I went in there with Sarsaparilla as my intended main component-and after smelling both sarsaparilla and sassafras I determined that they don't vary too much in aroma, and as such are probably not too drastically different in flavor. However, I planned on making a root beer that was much more complex then just sarsaparilla on it's own.
So, on to the ingredient list-
3 oz. Sarsaparilla
2x 3 inch Cinnamon Sticks
1 tbsp. chopped, dried Licorice Root
2 tbsp. Anise seed
1x 6 inch Vanilla Bean
1 tbsp. dried, chopped Wintergreen Leaves
2 cups of sugar
about 1 cup of caramel color.
To make the caramel color I combined 1 cup of sugar, 4 tbsp. of brown sugar and 4 oz. of water in a one quart sauce pan, brought to a boil and allowed the syrup to burn(stirring to prevent it from caking on to the pot), and then slowly reduced the heat while stirring occasionally.

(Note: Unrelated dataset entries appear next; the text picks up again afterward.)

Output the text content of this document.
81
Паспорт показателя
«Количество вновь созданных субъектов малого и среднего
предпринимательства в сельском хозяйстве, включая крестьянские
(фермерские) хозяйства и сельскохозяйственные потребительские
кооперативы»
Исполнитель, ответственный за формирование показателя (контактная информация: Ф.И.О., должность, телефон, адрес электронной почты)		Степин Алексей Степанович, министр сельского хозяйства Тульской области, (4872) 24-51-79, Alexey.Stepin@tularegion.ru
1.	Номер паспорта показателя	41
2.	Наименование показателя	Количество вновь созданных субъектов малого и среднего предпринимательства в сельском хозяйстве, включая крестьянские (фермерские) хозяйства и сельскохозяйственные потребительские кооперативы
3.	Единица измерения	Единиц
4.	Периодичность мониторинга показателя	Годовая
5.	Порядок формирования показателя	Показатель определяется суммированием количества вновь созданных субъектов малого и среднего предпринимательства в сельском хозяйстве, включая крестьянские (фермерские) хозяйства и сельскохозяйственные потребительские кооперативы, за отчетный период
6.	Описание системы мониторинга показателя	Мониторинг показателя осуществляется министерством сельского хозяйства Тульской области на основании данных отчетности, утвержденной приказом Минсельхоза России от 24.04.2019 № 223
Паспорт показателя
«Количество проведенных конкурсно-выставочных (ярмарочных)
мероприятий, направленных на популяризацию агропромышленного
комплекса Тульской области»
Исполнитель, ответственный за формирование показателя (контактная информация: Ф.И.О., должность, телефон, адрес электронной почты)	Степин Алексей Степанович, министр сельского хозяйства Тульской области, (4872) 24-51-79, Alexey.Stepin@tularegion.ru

I placed my ingredients above(minus the caramel color) into a mesh bag, then combined with 1.5 gallons of water in a stock pot, brought to a boil for 20 minutes, then removed from heat and allowed to steep uncovered for 30 minutes.

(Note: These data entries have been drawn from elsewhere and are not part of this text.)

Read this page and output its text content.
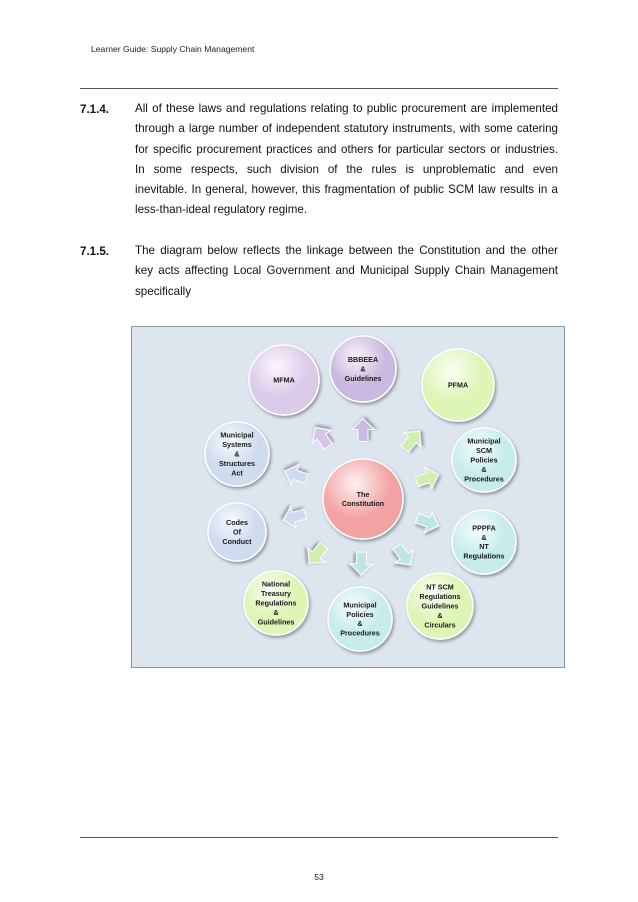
Learner Guide: Supply Chain Management
7.1.4. All of these laws and regulations relating to public procurement are implemented
through a large number of independent statutory instruments, with some catering
for specific procurement practices and others for particular sectors or industries.
In some respects, such division of the rules is unproblematic and even
inevitable. In general, however, this fragmentation of public SCM law results in a
less-than-ideal regulatory regime.
7.1.5. The diagram below reflects the linkage between the Constitution and the other
key acts affecting Local Government and Municipal Supply Chain Management
specifically
BBBEEA
&
Guidelines
PFMA
Municipal
SCM
Policies
&
Procedures
PPPFA
&
NT
Regulations
NT SCM
Regulations
Guidelines
&
Circulars
Municipal
Policies
&
Procedures
National
Treasury
Regulations
&
Guidelines
Codes
Of
Conduct
Municipal
Systems
&
Structures
Act
MFMA
The
Constitution
53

I stirred in the caramel color and placed in a sink full of ice water until it cooled to 100 degrees fahrenheit, stirred in 1/4 tsp. of ale yeast and then bottled.
The taste test of what little remained in the bucket after bottling up about 11 bottles revealed too strong of a licorice root taste, so next time around I decided I would use more sarsaparilla and less licorice root(if any).
I decided to use my new bottles with swing-tops for a few reasons; larger bottles to quench thirst; tester bottle could be opened 2 or 3 times. Since the weather has been a little warmer around here(still not hot, but warmer), I decided to check for the first time after 36 hours. A little bit of a pop when opening, and some fizz rushing to the top for a bit of a foamy head. Not enough carbonation-seal it back up and wait it out. Another warm day, so I checked again about 12 hours later-still not enough fizz. I drank the rest of that tester bottle and vowed not to touch another one until tomorrow night(which will place it around 3 days to carbonate).
Also, upon 1.5 days of steeping and carbonation, the licorice root flavor is still very strong, but the other flavors are coming out slowly.
I will write a follow up post to see if allowing to sit in the refrigerator for a few days helps bring out the rest of the flavors present. I'm not ready to give up on this root beer yet-but I have some more ideas for other batches of root beer, and plan on trying every last one of them.
Making soda from scratch(as opposed to extract) is also spurring my creative juices, and I've had a few wild ideas for some other sodas. Posts documenting these weird soda experiments to follow.